The multidisciplinary Center for Shock Wave-processing of Advanced Reactive materials (C-SWARM) focuses on developing a computational framework for predictive science.

C-SWARMNotre Dame’s Center for Shock Wave-processing of Advanced Reactive Materials (C-SWARM) is a multidisciplinary research center with a primary focus on developing a computational framework for predictive science. Cutting-edge problems that can exploit computational modeling provide the research focus for the center.

The center’s goals include predicting the behavior of materials under shock wave conditions and using Exascale simulations to predict conditions under which novel materials can be synthesized. The tools to accomplish these goals involve state-of-the-art adaptive multiscale algorithms and innovative computational methods. Discovery of materials with unique and made-to-order characteristics is a further goal.

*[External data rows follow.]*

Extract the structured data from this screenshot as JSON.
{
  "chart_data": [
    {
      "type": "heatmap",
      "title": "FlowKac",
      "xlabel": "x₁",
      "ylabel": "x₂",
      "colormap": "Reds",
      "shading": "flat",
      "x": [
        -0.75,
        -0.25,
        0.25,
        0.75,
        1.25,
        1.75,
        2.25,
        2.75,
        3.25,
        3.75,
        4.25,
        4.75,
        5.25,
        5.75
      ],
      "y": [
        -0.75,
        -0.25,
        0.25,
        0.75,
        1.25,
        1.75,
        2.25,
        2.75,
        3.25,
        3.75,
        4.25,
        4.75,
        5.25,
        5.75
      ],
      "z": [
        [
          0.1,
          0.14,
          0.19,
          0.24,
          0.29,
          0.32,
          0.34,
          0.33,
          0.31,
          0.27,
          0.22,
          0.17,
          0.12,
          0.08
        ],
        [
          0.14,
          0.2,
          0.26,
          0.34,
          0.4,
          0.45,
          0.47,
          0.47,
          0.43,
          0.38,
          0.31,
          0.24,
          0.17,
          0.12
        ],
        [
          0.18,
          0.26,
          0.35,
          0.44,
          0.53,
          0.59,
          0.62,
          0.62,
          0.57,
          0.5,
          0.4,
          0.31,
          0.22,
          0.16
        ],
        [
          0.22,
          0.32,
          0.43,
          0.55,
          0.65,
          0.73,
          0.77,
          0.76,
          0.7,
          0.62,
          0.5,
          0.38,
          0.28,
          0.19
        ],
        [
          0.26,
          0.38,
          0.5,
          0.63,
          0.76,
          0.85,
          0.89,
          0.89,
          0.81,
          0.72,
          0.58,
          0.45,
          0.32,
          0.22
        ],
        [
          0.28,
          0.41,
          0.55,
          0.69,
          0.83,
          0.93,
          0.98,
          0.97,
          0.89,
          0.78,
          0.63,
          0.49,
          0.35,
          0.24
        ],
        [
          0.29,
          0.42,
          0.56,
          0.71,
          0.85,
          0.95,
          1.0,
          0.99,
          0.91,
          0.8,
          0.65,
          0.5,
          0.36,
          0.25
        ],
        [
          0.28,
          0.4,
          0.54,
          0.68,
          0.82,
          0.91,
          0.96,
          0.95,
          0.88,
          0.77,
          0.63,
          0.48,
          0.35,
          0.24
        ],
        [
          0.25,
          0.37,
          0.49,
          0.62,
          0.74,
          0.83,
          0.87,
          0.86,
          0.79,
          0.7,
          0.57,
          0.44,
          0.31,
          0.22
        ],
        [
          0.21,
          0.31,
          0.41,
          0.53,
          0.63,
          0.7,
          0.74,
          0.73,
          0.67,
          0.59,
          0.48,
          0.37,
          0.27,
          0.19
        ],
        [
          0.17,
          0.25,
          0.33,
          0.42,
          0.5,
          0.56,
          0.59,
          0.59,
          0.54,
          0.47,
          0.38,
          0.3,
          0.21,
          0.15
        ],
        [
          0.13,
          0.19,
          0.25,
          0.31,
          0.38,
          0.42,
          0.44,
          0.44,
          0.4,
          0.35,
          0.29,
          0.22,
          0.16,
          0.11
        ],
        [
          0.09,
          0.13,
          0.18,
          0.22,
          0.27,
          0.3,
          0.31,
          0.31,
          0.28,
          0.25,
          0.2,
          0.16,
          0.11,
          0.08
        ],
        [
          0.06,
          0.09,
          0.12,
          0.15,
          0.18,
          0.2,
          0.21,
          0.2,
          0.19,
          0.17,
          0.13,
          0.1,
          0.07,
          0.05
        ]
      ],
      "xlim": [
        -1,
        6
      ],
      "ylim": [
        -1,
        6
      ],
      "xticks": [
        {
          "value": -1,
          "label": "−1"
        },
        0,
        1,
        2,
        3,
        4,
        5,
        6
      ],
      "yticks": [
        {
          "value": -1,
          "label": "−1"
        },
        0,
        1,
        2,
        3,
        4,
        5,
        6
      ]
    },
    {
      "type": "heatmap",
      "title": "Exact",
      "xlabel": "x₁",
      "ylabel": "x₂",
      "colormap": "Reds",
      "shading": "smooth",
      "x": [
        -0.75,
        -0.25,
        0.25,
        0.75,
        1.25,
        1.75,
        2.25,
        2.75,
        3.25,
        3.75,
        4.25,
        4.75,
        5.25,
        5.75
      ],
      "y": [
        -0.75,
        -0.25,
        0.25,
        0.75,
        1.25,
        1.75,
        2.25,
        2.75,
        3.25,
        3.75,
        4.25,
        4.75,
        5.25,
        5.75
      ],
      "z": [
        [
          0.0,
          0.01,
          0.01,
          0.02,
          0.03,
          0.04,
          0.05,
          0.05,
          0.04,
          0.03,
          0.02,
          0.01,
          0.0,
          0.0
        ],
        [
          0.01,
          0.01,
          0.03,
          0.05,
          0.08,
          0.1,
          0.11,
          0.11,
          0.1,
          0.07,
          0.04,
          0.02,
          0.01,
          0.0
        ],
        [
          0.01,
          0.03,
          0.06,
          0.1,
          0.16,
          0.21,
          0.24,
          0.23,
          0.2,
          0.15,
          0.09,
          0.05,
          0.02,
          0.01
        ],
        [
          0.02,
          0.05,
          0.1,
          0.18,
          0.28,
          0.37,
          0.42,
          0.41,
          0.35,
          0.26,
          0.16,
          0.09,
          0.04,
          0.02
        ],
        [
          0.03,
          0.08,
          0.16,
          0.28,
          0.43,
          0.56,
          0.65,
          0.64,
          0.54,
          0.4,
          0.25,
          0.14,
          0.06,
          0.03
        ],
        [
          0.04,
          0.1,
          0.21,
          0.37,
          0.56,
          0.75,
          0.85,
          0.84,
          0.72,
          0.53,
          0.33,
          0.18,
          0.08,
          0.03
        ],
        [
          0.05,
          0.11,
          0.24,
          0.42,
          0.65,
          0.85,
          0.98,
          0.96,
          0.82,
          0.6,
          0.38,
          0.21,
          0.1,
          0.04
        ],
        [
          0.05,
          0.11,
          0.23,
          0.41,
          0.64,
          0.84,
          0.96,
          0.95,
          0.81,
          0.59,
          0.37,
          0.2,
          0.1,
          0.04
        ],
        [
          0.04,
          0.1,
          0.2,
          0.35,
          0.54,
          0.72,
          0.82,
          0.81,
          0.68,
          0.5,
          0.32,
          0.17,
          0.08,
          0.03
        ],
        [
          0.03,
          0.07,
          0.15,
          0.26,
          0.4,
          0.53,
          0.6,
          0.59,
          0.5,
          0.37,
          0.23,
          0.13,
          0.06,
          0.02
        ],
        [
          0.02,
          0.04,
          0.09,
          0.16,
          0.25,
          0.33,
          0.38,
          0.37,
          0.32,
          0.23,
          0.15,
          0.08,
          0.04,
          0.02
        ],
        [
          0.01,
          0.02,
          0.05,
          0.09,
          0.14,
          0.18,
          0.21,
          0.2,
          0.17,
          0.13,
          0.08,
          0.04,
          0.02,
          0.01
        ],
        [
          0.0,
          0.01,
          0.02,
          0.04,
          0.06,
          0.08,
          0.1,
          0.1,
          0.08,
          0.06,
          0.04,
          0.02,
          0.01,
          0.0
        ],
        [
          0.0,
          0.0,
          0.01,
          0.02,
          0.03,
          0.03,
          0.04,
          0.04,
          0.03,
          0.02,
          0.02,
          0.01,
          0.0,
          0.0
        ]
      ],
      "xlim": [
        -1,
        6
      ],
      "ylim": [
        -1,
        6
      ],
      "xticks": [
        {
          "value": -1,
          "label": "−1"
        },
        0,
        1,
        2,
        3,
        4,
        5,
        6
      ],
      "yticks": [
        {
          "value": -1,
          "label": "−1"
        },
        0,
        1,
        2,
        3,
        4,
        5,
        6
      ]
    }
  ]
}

The uniquely qualified team at C-SWARM sets it apart from other research centers. C-SWARM’s researchers include the top experts in the field--individuals who wrote the book on Exascale computing and the authors of the novel algorithms used in producing the simulation model. The team includes Notre Dame faculty members from multiple disciplines, researchers, graduate students, and undergraduate students. Collaborators from Indiana University will lead the computer science team of the project and research team members from Purdue University will collaborate on the experimental physics team to validate and calibrate computational models.

Exothermic wave in Ni-Al layers
Photo of the exothermic wave in Ni-Al layers; TEM pictures of the reaction zone.

Initially C-SWARM will study the simulation of shock-induced synthesis of a nickel-aluminum composite.  The mathematical model created using computational science will be verified and validated and its predictive ability will be experimentally tested by Notre Dame and Purdue engineers. From this, the goal is to predict conditions for synthesis of novel materials-by-design and predict structures that will form under shock wave processing. In particular, the aim is to identify conditions under which cubic boron nitride can be produced.

C-SWARM’s work to apply predictive science in the synthesis of materials under shock-wave conditions is a scientific achievement because these materials would otherwise be difficult to produce by conventional methods and it exemplifies what Exascale computing can accomplish. Other complex and pressing problems, such as understanding climate change or developing life-saving drugs, depend upon predictive science for their solution. C-SWARM’s advancements in the use of predictive science drives forward its use in solving other problems of interest to humankind.